Near the center of the image, dense clusters of red hotspots cover much of the rich agricultural land in Henan and Anhui Provinces, while other clusters are seen in Hubei (to the south) and Hebei (north). In many locations, especially in the central region, streams of smoke pour from these areas, and are blown northwest by strong prevailing winds. These red hotspots mark areas where the thermal sensors on the MODIS instrument have detected increased temperatures. When combined with smoke, they mark actively burning fire.
The thickest smoke lies between the northern and central fire clusters, and obscures the ground. The large city of Beijing, located in the north central area of the image, is entirely obscured by the smoke, haze and fog, as is the municipality of Tianjin on the coast of Bohai Sea. Where clouds cover the image, they appear bright white in contrast to the smoke. In some areas, the high white clouds cast shadows on the smoke, indicating that the shroud lies underneath cloud height.
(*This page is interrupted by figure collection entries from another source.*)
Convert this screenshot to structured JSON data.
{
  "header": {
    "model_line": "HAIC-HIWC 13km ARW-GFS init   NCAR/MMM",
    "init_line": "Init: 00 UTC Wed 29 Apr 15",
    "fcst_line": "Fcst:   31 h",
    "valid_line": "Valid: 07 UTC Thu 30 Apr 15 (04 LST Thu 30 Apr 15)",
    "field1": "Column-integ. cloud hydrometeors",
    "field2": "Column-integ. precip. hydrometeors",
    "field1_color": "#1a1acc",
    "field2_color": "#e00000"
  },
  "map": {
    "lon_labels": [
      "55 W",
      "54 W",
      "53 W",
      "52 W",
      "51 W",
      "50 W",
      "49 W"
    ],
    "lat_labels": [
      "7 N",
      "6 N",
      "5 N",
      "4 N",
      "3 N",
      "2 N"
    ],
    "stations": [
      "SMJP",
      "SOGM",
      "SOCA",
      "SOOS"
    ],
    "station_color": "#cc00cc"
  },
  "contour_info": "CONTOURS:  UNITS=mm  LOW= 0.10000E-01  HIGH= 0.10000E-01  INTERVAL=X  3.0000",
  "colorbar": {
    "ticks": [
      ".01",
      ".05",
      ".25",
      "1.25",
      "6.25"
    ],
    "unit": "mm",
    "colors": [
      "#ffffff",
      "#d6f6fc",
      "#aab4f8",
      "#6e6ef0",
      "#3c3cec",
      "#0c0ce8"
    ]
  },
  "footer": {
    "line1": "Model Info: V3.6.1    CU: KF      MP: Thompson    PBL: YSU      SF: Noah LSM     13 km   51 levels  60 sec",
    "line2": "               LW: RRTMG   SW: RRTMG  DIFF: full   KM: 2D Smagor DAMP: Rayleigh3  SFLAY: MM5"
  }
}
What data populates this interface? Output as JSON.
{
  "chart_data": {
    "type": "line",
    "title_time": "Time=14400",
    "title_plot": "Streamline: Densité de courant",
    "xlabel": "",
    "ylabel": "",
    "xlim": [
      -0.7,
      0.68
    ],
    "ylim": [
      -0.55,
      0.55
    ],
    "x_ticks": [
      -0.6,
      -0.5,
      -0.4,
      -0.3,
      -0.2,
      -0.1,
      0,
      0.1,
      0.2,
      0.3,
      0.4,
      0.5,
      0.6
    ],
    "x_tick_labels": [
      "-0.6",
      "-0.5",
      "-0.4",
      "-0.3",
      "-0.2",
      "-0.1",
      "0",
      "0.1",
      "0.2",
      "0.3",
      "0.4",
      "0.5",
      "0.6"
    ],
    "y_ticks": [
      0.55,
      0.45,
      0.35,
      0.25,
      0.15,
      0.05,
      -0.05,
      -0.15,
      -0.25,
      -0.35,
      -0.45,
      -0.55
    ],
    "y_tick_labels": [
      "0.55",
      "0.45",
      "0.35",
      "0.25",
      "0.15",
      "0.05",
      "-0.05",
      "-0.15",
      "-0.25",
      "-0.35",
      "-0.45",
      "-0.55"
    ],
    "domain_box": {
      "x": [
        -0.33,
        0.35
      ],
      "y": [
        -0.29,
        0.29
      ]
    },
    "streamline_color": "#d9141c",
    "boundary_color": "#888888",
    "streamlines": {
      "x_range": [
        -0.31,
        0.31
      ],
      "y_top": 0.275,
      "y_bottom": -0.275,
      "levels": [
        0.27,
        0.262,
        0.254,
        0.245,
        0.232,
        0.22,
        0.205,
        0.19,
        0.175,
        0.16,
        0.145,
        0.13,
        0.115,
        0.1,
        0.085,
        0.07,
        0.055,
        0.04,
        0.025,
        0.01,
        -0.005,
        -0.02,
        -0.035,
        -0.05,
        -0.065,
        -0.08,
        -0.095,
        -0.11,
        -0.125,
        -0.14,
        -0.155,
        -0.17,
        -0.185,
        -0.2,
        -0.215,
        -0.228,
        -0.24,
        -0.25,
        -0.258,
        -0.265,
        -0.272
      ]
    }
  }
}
Eastern China has struggled with poor air quality for decades. Agricultural burning, coal-fired heat for home and industry, automobiles, coal-mine fires and other pollution combine with air inversions to create severe ground-level air pollution. Under such conditions, respiratory illnesses are common, and both human and animal health is compromised.
On October 22, Asia News reported that the Ministry of Environmental Protection released air quality data for the third quarter of 2013 (July – September). Of the 10 worse cities, 7 were in the Hebei province, one in Shandong province, one in Henan province and the municipality of Tianjin. All of those areas appear shrouded with smoke and haze in this image.